Baseball talks head nowhere

August 11, 1994|By Peter Schmuck | Peter Schmuck,Sun Staff Writer

NEW YORK -- The Orioles return to Camden Yards tonight to face the Boston Red Sox, but it figures to be a short homestand.

The strike deadline set by the Major League Baseball Players Association passes after the completion of today's games, and there appears to be no hope of a quick end to baseball's labor dispute.

Union and owner representatives met for two hours yesterday at the Intercontinental Hotel, hoping that something would change the chemistry of the frozen collective bargaining negotiations, but baseball appears doomed to begin its eighth work stoppage in 23 seasons tomorrow. No further meetings have been scheduled, and the two chief negotiators -- union director Donald Fehr and management's Richard Ravitch -- left room to wonder if a settlement would be reached before the rest of the 1994 season is wiped out.

"At this point, I have no reason to think that anything of significance will occur any time soon," Mr.
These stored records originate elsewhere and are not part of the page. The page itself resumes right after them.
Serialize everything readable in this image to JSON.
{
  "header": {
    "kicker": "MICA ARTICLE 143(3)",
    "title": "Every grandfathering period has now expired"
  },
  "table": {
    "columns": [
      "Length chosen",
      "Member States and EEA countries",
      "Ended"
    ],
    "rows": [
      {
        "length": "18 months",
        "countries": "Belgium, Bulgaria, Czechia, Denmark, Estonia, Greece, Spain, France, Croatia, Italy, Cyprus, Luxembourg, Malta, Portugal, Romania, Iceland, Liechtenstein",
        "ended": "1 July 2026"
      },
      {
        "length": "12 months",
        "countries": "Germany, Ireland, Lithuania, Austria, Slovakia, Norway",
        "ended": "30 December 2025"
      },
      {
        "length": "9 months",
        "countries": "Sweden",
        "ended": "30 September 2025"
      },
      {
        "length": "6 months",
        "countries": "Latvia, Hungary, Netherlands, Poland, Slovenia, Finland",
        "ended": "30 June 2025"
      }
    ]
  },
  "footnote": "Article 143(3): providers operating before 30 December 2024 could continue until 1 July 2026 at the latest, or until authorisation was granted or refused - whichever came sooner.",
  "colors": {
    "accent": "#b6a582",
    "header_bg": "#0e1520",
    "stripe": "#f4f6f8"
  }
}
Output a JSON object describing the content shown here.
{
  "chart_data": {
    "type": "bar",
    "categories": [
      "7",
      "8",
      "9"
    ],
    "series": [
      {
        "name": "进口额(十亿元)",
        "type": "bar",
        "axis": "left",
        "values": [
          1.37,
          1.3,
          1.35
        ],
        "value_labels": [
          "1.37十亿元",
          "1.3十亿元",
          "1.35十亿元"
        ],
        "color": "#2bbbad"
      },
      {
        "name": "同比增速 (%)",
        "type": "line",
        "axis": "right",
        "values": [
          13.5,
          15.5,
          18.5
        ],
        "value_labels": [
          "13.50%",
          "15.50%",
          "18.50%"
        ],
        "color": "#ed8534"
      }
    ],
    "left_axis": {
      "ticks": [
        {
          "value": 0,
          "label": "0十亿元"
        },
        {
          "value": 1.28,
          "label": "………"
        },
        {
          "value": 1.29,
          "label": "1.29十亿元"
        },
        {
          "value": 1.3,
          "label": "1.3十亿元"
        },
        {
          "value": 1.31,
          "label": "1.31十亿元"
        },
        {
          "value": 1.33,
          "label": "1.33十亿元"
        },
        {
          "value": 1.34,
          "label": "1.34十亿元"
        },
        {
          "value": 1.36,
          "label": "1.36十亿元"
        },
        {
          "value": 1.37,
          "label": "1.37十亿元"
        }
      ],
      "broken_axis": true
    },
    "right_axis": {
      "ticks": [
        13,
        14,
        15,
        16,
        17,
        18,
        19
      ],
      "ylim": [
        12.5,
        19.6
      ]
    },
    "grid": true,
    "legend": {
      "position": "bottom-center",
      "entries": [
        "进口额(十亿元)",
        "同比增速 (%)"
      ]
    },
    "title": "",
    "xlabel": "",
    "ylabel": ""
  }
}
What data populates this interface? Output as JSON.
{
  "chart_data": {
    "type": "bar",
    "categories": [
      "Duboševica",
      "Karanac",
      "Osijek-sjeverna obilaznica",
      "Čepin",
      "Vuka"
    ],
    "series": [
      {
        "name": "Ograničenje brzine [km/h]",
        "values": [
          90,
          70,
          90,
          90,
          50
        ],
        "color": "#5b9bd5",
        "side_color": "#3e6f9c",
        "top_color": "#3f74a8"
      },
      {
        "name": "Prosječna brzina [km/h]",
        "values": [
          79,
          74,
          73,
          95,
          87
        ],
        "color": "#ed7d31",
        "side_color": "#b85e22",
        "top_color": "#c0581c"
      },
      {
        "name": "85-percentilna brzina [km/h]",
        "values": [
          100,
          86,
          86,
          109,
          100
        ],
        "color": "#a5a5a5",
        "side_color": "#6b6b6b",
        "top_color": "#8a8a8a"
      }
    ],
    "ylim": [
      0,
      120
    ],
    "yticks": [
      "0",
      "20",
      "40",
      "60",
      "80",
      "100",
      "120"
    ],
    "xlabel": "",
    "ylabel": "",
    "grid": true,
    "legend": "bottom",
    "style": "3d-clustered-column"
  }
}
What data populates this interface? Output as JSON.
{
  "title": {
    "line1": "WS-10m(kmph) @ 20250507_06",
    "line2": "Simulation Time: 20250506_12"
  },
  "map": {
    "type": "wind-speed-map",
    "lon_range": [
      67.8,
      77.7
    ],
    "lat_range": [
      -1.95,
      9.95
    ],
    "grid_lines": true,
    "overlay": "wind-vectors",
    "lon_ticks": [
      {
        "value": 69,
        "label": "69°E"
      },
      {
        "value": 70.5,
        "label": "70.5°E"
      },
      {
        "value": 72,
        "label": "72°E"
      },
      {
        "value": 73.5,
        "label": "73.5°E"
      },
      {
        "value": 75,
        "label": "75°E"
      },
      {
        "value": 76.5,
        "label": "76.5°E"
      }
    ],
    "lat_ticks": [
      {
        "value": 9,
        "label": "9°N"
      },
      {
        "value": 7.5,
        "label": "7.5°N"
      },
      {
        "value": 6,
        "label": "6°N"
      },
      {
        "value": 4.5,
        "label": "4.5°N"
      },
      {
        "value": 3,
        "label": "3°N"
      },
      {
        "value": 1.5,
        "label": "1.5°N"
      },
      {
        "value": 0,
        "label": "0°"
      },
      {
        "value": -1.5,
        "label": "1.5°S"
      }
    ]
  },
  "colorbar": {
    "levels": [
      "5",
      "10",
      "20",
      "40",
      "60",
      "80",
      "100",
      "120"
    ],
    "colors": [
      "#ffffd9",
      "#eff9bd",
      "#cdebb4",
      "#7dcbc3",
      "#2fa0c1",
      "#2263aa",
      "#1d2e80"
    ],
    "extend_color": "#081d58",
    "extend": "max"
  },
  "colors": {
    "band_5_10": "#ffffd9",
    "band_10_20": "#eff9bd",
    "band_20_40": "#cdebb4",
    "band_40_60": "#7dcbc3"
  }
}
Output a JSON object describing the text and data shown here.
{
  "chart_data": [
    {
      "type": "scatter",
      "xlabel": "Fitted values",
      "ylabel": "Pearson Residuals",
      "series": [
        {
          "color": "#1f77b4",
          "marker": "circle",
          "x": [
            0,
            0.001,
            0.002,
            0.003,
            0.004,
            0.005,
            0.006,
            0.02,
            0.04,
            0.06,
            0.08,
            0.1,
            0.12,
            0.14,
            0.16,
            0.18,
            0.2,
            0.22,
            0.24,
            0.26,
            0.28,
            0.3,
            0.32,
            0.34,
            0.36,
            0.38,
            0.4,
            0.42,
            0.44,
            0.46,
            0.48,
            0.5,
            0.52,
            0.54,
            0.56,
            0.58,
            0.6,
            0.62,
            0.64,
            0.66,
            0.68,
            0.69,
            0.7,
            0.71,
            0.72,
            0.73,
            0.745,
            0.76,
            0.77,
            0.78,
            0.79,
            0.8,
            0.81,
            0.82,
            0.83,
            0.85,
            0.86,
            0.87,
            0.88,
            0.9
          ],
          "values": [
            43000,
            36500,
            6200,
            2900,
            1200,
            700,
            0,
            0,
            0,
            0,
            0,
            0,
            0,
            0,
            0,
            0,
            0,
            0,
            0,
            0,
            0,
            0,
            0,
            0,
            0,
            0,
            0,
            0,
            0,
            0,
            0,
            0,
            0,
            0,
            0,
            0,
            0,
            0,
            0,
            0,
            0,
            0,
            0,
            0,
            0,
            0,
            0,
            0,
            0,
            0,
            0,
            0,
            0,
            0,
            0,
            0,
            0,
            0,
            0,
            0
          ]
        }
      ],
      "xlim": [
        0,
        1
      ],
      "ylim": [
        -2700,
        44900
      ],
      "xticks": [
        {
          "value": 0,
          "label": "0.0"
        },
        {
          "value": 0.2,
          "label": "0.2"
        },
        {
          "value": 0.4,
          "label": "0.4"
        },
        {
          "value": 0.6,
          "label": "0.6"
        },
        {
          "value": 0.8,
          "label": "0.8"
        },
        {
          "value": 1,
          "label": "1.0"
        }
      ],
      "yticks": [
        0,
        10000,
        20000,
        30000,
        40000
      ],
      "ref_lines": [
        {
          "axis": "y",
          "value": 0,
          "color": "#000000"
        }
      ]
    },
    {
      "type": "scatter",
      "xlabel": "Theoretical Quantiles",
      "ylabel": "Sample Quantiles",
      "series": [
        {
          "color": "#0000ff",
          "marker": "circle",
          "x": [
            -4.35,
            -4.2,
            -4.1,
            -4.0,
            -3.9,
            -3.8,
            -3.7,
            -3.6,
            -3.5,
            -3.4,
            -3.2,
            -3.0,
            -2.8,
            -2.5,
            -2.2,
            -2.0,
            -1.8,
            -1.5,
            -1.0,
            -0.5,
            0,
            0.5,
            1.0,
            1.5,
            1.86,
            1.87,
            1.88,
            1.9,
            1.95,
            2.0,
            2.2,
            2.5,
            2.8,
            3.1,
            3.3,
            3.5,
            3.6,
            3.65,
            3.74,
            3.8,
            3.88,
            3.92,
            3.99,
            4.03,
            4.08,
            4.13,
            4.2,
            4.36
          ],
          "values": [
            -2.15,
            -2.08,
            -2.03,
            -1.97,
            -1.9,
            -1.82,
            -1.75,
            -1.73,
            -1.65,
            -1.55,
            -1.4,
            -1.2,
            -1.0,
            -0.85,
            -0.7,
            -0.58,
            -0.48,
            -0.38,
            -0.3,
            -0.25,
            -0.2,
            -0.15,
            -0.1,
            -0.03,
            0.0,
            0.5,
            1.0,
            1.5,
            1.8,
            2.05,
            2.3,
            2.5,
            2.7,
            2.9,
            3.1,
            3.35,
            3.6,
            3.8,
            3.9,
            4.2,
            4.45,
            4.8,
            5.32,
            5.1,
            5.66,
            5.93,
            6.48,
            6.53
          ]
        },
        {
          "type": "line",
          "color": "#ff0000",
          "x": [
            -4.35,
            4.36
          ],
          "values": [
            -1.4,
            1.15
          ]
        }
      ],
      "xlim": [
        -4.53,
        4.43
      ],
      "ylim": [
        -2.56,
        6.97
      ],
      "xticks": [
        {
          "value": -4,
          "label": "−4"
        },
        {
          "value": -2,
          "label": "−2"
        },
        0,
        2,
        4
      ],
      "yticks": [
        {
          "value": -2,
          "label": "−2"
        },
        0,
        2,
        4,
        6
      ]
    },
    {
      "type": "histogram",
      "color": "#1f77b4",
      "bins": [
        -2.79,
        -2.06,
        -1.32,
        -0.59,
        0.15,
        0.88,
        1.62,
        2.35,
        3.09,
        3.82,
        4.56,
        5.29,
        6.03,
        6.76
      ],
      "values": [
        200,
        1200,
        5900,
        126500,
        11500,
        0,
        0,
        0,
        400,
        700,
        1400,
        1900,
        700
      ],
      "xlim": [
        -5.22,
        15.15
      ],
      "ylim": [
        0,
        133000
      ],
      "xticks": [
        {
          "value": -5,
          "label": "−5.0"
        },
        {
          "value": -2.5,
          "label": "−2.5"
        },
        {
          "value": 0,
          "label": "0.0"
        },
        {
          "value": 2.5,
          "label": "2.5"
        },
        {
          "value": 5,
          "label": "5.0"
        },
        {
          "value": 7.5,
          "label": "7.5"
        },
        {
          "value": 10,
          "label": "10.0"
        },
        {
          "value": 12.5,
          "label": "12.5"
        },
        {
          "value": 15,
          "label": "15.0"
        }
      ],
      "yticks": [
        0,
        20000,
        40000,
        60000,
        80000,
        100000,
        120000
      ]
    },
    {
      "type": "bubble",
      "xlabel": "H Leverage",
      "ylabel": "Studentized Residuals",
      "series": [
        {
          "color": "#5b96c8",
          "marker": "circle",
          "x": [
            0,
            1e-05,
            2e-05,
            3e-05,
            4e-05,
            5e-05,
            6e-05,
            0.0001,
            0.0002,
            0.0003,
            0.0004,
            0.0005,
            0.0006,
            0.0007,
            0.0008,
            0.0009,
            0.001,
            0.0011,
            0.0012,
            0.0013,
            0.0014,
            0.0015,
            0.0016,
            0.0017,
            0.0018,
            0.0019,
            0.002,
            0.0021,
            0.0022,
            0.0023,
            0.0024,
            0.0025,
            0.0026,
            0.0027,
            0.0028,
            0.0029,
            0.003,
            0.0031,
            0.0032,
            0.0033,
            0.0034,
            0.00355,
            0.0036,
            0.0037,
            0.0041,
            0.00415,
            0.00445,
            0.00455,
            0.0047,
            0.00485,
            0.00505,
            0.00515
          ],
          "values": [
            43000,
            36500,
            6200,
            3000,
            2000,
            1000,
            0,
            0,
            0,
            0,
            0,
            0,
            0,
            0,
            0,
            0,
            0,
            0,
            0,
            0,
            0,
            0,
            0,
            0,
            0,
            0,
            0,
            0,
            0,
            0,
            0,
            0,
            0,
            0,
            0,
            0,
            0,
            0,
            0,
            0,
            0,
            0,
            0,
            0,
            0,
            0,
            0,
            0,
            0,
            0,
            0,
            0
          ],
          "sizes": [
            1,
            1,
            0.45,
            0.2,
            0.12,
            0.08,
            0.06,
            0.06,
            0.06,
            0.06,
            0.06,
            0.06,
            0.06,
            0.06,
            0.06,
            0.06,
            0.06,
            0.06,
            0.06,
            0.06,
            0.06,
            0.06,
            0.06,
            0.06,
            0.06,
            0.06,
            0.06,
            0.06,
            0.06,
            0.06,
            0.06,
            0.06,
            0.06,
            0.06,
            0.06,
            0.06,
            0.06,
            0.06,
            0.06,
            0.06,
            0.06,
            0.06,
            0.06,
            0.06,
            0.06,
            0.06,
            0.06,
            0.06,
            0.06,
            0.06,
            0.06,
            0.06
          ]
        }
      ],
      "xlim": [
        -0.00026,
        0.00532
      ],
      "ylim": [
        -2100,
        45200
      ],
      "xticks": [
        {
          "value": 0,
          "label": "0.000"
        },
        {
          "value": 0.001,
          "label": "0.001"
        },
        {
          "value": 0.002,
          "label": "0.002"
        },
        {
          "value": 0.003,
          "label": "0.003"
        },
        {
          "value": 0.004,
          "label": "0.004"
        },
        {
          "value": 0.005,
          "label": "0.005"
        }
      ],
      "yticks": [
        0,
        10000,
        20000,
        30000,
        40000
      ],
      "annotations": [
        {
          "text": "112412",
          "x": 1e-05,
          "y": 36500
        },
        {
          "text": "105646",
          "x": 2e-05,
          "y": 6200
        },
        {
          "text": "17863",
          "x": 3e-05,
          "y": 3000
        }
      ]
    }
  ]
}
Fehr said. "I told Dick that this reminds me of 1981, because the owners are exactly where they want to be."

The reference to 1981 was particularly ominous, because that was the year that the players staged a 50-day strike rather than make concessions that they felt would destroy the free-agent market. The owners this year have made a salary-cap proposal that also would threaten the market value of free agents.

"It strikes me as a terrible shame that the owners want to put the players in this position," Mr. Fehr said. "It strikes me as a terrible shame that the owners can't figure out a way to divide up $1.8 billion in revenues among themselves, so they have to push the players into a strike."

Mr. Ravitch said: "We were reminded once again that the players do not respond to our concerns, except to say that they want to continue with the current system and make more and more money out of it."

The owners are pressing for a salary cap to create "cost certainty." They have offered the players a proposal that calls for a 50-50 split of all revenues, but that would be a reduction from the 58 percent of revenues that currently go toward players' salaries and benefits. The players countered with a proposal that did not address the salary cap and called for improvements in the compensation system, leaving an ideological gulf that will be difficult to cross.

"We continue to hope that, as Don once put it, lightning will strike and one of us will come up with an idea that will bridge this gap in the next day and a half," Mr. Ravitch said, "but I am not optimistic."

Yesterday's bargaining session was attended by several Orioles, including player representative Mike Mussina, alternate rep Jim Poole, Harold Baines, Mike Devereaux, Mark McLemore, Jamie Moyer, Mark Williamson and Arthur Rhodes.

Mr. Ravitch appealed to them to recognize the economic problems that face the game but found that the level of skepticism has increased since acting Commissioner Bud Selig recently reduced management projections on the number of teams losing money this year from 19 to 14.

"I think that if they had the facts or any other way of attempting to prove what they are saying, we would listen," Mr. Mussina said, "but they have made no attempt to prove what they are saying."

The owners still say that if the 1994 season ran its course, they would suffer combined operating losses of $100 million. The proof, however, may be in their resolve once the players pack up and go home after today's games.

Both sides have prepared for a lengthy strike. The players have an estimated $175 million strike fund. The owners have a $260 million line of credit available to every team.

"Ravitch told us that strikes occur when one side underestimates the other," said Mr. Poole. "In this case, I think he is underestimating us. I don't think he knows the history of our union. Players 20 years ago stood up for us, and we want players 20 years from now to look at us the same way."

The only meeting that has been scheduled during the remainder of this week is an owners' conference call involving the 28 clubs tomorrow, but that apparently is only to discuss technical issues relating to a work stoppage. Orioles owner Peter G. Angelos said he did not think there would be any discussion of ownership's bargaining position.

"Presumably, the Executive Council is in touch with Ravitch, and that is the mechanism to represent everybody," Mr. Angelos said. "Everything gets done in that fashion. We've developed an approach -- one that is supported by all 28 clubs -- and they are in the process of implementing it."